Three troponin T (TnT) mutants that cause hypertrophic, restrictive, and dilated cardiomyopathy (I79N, ΔE96, and ΔK210, respectively), were examined using the thin-filament extraction/reconstitution technique. Effects of Ca²⁺, ATP, phosphate, and ADP concentrations on force and its transients were studied at 25°C. Maximal Ca²⁺ tension (THC) and Ca²⁺-activatable tension (Tact), respectively, were similar among I79N, ΔE96, and WT, whereas ΔK210 led to a significantly lower THC (∼20% less) and Tact (∼25% less) than did WT. In pCa solution containing 8 mM Pi and ionic strength adjusted to 200 mM, the Ca²⁺ sensitivity (pCa50) of I79N (5.63 ± 0.02) and ΔE96 (5.60 ± 0.03) was significantly greater than that of WT (5.45 ± 0.04), but the pCa50 of ΔK210 (5.54 ± 0.04) remained similar to that of WT. Five equilibrium constants were deduced using sinusoidal analysis.

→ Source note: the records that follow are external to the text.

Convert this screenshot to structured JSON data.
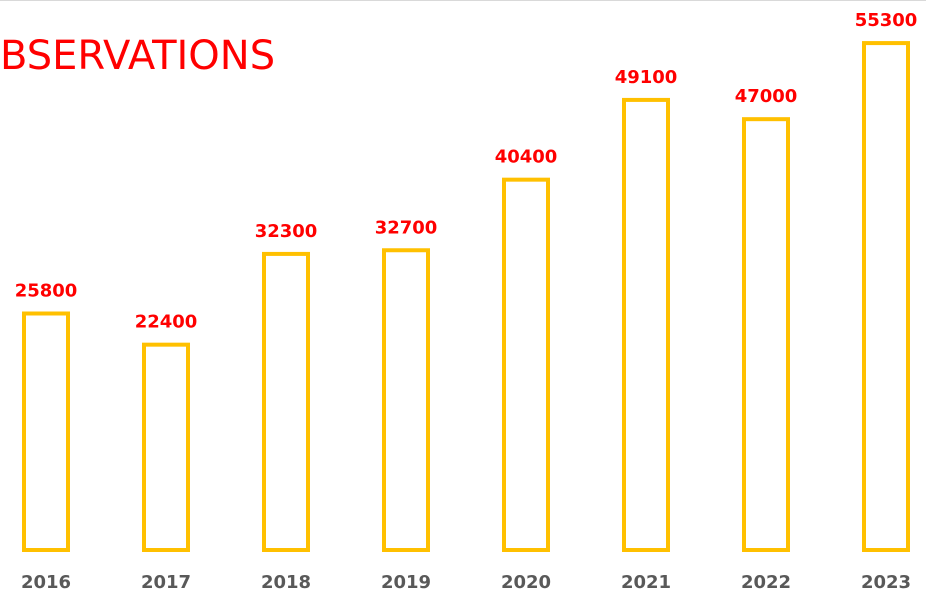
{
  "chart_data": {
    "type": "bar",
    "title": "BSERVATIONS",
    "categories": [
      "2016",
      "2017",
      "2018",
      "2019",
      "2020",
      "2021",
      "2022",
      "2023"
    ],
    "values": [
      25800,
      22400,
      32300,
      32700,
      40400,
      49100,
      47000,
      55300
    ],
    "color": "#ffc000",
    "ylim": [
      0,
      60000
    ]
  }
}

All three mutants showed significantly lower K0 (ADP association constant) and larger K4 (equilibrium constant of force generation step) relative to the corresponding values for WT. I79N and ΔK210 were associated with a K2 (equilibrium constant of cross-bridge detachment step) significantly lower than that of ΔE96 and WT. These results demonstrated that at pCa 4.66, the force/cross-bridge is ∼18% less in I79N and ∼41% less in ΔK210 than that in WT. These results indicate that the molecular pathogenesis of the cardiac TnT mutation-related cardiomyopathies is different for each mutation.